At the time I really didn’t and had no idea of the music history that I was seeing in one show and venue. I also had no idea what I would see and be part of as the show went on. Pearl Jam and Soundgarden absolutely rocked and after they finished with some great duets by Vedder and Cornell, I know I was thinking the rest of the show might be anti-climactic. But more on that in a bit.
Cornell’s voice, despite me sitting way in the back of the lawn against the fence, engulfed me. Despite all the people around me, I was simply lost in the music and only the thunderous applause when he finished brought me back to my surroundings. That was my first impression and it will last a lifetime as I’m sure it will for many who were there that day.
So after Vedder, Pearl Jam, Soundgarden and Cornell were done, and we awaited Ministry to take the stage, I went for a Pepsi and a dog, trying to fathom the musical brilliance I had just witnessed. But as I trekked over to the concession stand at the top corner of the lawn seating, a ruckus ensued right where I had been watching Soundgarden and Pearl Jam from. Fans who couldn’t get tickets had rushed the wooden fences in the center and were pouring onto the lawn in almost stampeded fashion.
Security scrambled to stop them but they had no chance and just grabbed whomever they could. Of course when Ministry came on, they welcomed the new visitors and within minutes the fence was completely gone. If memory serves me correct, security made Ministry end their set early as they attempted to bring peace to what was now complete chaos!

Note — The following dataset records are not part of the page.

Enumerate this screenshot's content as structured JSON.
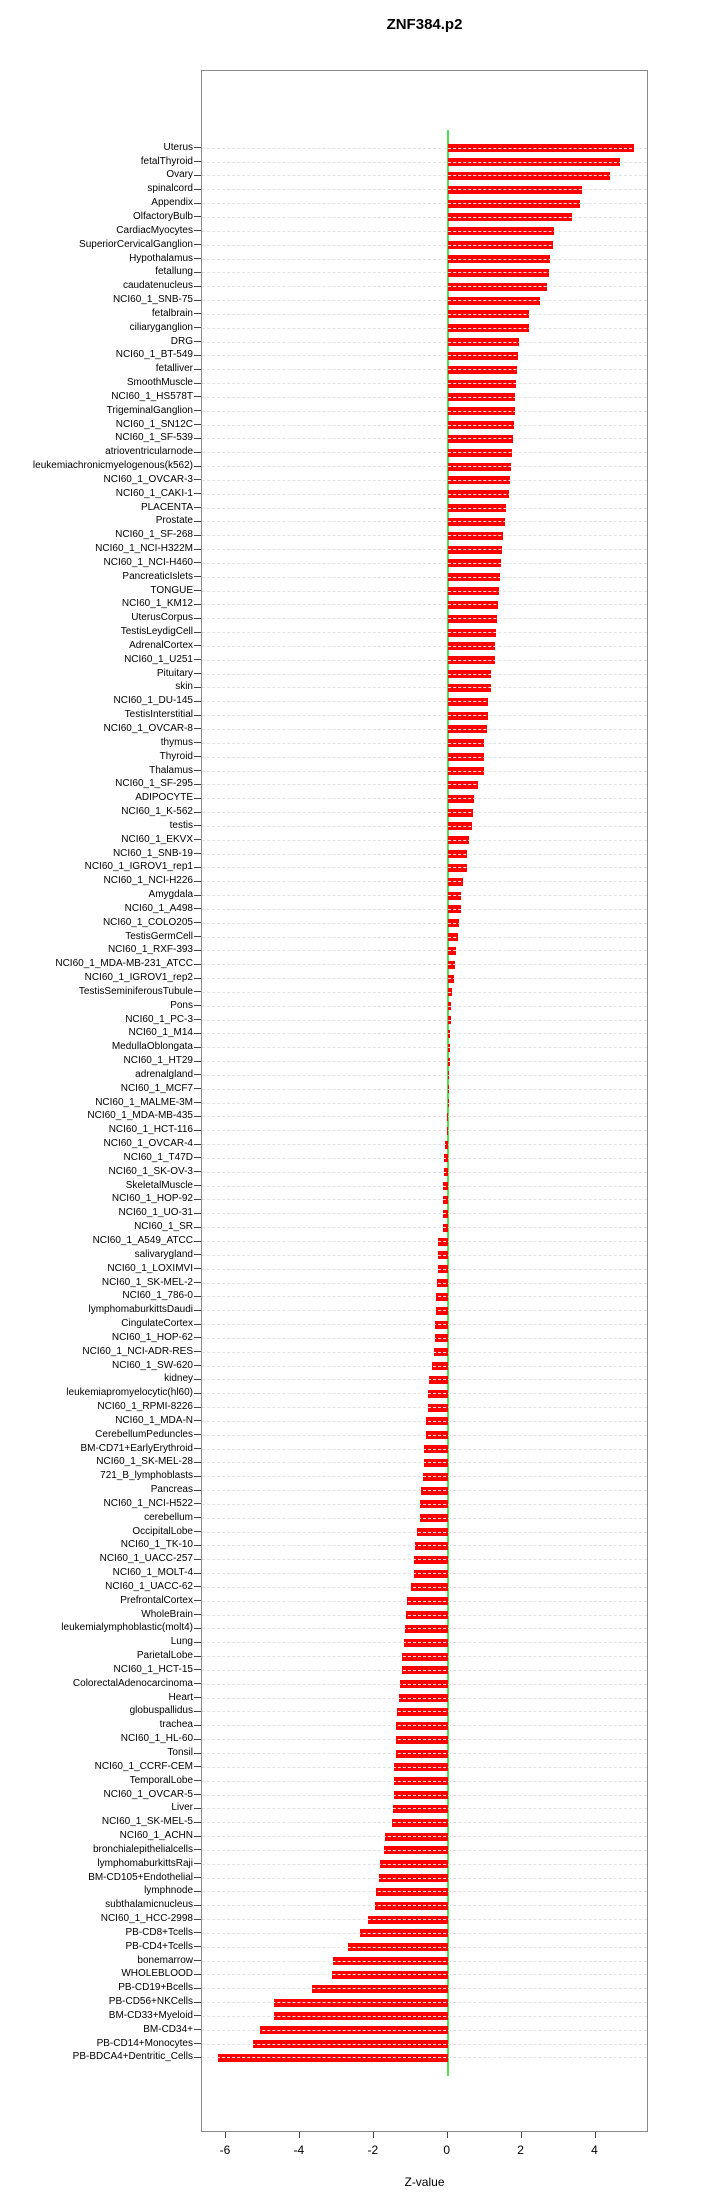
{
  "chart_data": {
    "type": "bar",
    "orientation": "horizontal",
    "title": "ZNF384.p2",
    "xlabel": "Z-value",
    "xticks": [
      -6,
      -4,
      -2,
      0,
      2,
      4
    ],
    "xlim": [
      -6.65,
      5.45
    ],
    "grid": true,
    "bar_color": "#FE0000",
    "zero_line_color": "#4DE54D",
    "categories": [
      "Uterus",
      "fetalThyroid",
      "Ovary",
      "spinalcord",
      "Appendix",
      "OlfactoryBulb",
      "CardiacMyocytes",
      "SuperiorCervicalGanglion",
      "Hypothalamus",
      "fetallung",
      "caudatenucleus",
      "NCI60_1_SNB-75",
      "fetalbrain",
      "ciliaryganglion",
      "DRG",
      "NCI60_1_BT-549",
      "fetalliver",
      "SmoothMuscle",
      "NCI60_1_HS578T",
      "TrigeminalGanglion",
      "NCI60_1_SN12C",
      "NCI60_1_SF-539",
      "atrioventricularnode",
      "leukemiachronicmyelogenous(k562)",
      "NCI60_1_OVCAR-3",
      "NCI60_1_CAKI-1",
      "PLACENTA",
      "Prostate",
      "NCI60_1_SF-268",
      "NCI60_1_NCI-H322M",
      "NCI60_1_NCI-H460",
      "PancreaticIslets",
      "TONGUE",
      "NCI60_1_KM12",
      "UterusCorpus",
      "TestisLeydigCell",
      "AdrenalCortex",
      "NCI60_1_U251",
      "Pituitary",
      "skin",
      "NCI60_1_DU-145",
      "TestisInterstitial",
      "NCI60_1_OVCAR-8",
      "thymus",
      "Thyroid",
      "Thalamus",
      "NCI60_1_SF-295",
      "ADIPOCYTE",
      "NCI60_1_K-562",
      "testis",
      "NCI60_1_EKVX",
      "NCI60_1_SNB-19",
      "NCI60_1_IGROV1_rep1",
      "NCI60_1_NCI-H226",
      "Amygdala",
      "NCI60_1_A498",
      "NCI60_1_COLO205",
      "TestisGermCell",
      "NCI60_1_RXF-393",
      "NCI60_1_MDA-MB-231_ATCC",
      "NCI60_1_IGROV1_rep2",
      "TestisSeminiferousTubule",
      "Pons",
      "NCI60_1_PC-3",
      "NCI60_1_M14",
      "MedullaOblongata",
      "NCI60_1_HT29",
      "adrenalgland",
      "NCI60_1_MCF7",
      "NCI60_1_MALME-3M",
      "NCI60_1_MDA-MB-435",
      "NCI60_1_HCT-116",
      "NCI60_1_OVCAR-4",
      "NCI60_1_T47D",
      "NCI60_1_SK-OV-3",
      "SkeletalMuscle",
      "NCI60_1_HOP-92",
      "NCI60_1_UO-31",
      "NCI60_1_SR",
      "NCI60_1_A549_ATCC",
      "salivarygland",
      "NCI60_1_LOXIMVI",
      "NCI60_1_SK-MEL-2",
      "NCI60_1_786-0",
      "lymphomaburkittsDaudi",
      "CingulateCortex",
      "NCI60_1_HOP-62",
      "NCI60_1_NCI-ADR-RES",
      "NCI60_1_SW-620",
      "kidney",
      "leukemiapromyelocytic(hl60)",
      "NCI60_1_RPMI-8226",
      "NCI60_1_MDA-N",
      "CerebellumPeduncles",
      "BM-CD71+EarlyErythroid",
      "NCI60_1_SK-MEL-28",
      "721_B_lymphoblasts",
      "Pancreas",
      "NCI60_1_NCI-H522",
      "cerebellum",
      "OccipitalLobe",
      "NCI60_1_TK-10",
      "NCI60_1_UACC-257",
      "NCI60_1_MOLT-4",
      "NCI60_1_UACC-62",
      "PrefrontalCortex",
      "WholeBrain",
      "leukemialymphoblastic(molt4)",
      "Lung",
      "ParietalLobe",
      "NCI60_1_HCT-15",
      "ColorectalAdenocarcinoma",
      "Heart",
      "globuspallidus",
      "trachea",
      "NCI60_1_HL-60",
      "Tonsil",
      "NCI60_1_CCRF-CEM",
      "TemporalLobe",
      "NCI60_1_OVCAR-5",
      "Liver",
      "NCI60_1_SK-MEL-5",
      "NCI60_1_ACHN",
      "bronchialepithelialcells",
      "lymphomaburkittsRaji",
      "BM-CD105+Endothelial",
      "lymphnode",
      "subthalamicnucleus",
      "NCI60_1_HCC-2998",
      "PB-CD8+Tcells",
      "PB-CD4+Tcells",
      "bonemarrow",
      "WHOLEBLOOD",
      "PB-CD19+Bcells",
      "PB-CD56+NKCells",
      "BM-CD33+Myeloid",
      "BM-CD34+",
      "PB-CD14+Monocytes",
      "PB-BDCA4+Dentritic_Cells"
    ],
    "values": [
      5.03,
      4.65,
      4.39,
      3.63,
      3.59,
      3.37,
      2.88,
      2.84,
      2.78,
      2.74,
      2.7,
      2.51,
      2.21,
      2.2,
      1.93,
      1.9,
      1.87,
      1.85,
      1.82,
      1.81,
      1.79,
      1.76,
      1.74,
      1.71,
      1.68,
      1.67,
      1.58,
      1.56,
      1.49,
      1.47,
      1.45,
      1.42,
      1.4,
      1.36,
      1.33,
      1.3,
      1.29,
      1.27,
      1.18,
      1.16,
      1.1,
      1.09,
      1.06,
      0.99,
      0.98,
      0.97,
      0.82,
      0.72,
      0.68,
      0.65,
      0.59,
      0.53,
      0.52,
      0.41,
      0.37,
      0.36,
      0.3,
      0.27,
      0.22,
      0.2,
      0.18,
      0.12,
      0.1,
      0.08,
      0.07,
      0.06,
      0.05,
      0.04,
      0.02,
      0.01,
      -0.01,
      -0.03,
      -0.06,
      -0.1,
      -0.11,
      -0.12,
      -0.12,
      -0.13,
      -0.13,
      -0.25,
      -0.26,
      -0.27,
      -0.28,
      -0.32,
      -0.32,
      -0.35,
      -0.35,
      -0.38,
      -0.43,
      -0.51,
      -0.53,
      -0.53,
      -0.58,
      -0.6,
      -0.63,
      -0.64,
      -0.66,
      -0.71,
      -0.75,
      -0.76,
      -0.84,
      -0.89,
      -0.91,
      -0.92,
      -1.0,
      -1.1,
      -1.14,
      -1.16,
      -1.17,
      -1.24,
      -1.25,
      -1.3,
      -1.32,
      -1.38,
      -1.39,
      -1.4,
      -1.41,
      -1.45,
      -1.45,
      -1.46,
      -1.48,
      -1.52,
      -1.69,
      -1.72,
      -1.82,
      -1.87,
      -1.93,
      -1.97,
      -2.17,
      -2.37,
      -2.71,
      -3.1,
      -3.13,
      -3.66,
      -4.69,
      -4.7,
      -5.07,
      -5.27,
      -6.21
    ]
  }
}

If memory serves me correct, the Chili’s who were the final act of the night, took the stage just over an hour later. But right before they did, and just as all seemed calm, fans decided to use the wood from the fence and form three separate bonfires on the lawn. Think Lord Of The Flies! That caused another half hour delay but it was well worth the wait because when the Chili’s finally took the stage they did so with helmets that were shooting flames! I remember lead singer Anthony Kiedis telling the crowd:
“What’s up Boston? We wanted to make sure we fit in!”
I scoured youtube to find a clip of the actual show but no luck. Here’s the Chili’s doing the same thing in 1994 at The Reading Festival:
While that is obviously a lasting and hilarious memory from that amazing show almost 25 years ago, Cornell’s voice and stage presence is what I remember most. His voice is also part of another great hockey memory as well. Almost 19 years after Lollapalooza ’92, I was lucky enough to be a Boston Bruins beat reporter for ESPNBoston.com and cover the team’s run to the Stanley Cup. The amazing production crew for TD Garden decided to use “Cochise” by Cornell and Audioslave as the intro song for the team when they took the ice for every playoff game at TD Garden that year and man, it worked like a charm! That building absolutely rocked when the song kicked in, the lights went on and the team skated out and circled their zone!
So not only is Cornell part of my music soul be he also holds a spot in my career as a hockey scribe. His music transcended into so many areas of my life and memories. He helped start my musical story; he’s been in many different chapters of my life since and I’m sure that while he’s gone, there will still be more. Heaven just added one heck of a frontman to that band up there!
By the way, the aforementioned Melnick, opened his show “Melnick In The Afternoon” Thursday with this:
Well done Mitch. I’ll now close this debut column of “Puck Rocks” and tribute to Christopher John Boyle (Cornell) with this. It’s not quite Great Woods (yes I’ll always call it that!) but it gets the message across as to why I spent the first half hour of my day Thursday in tears but also the rest of it in smiles remembering a show and a voice that helped shape my musical soul! RIP Chris.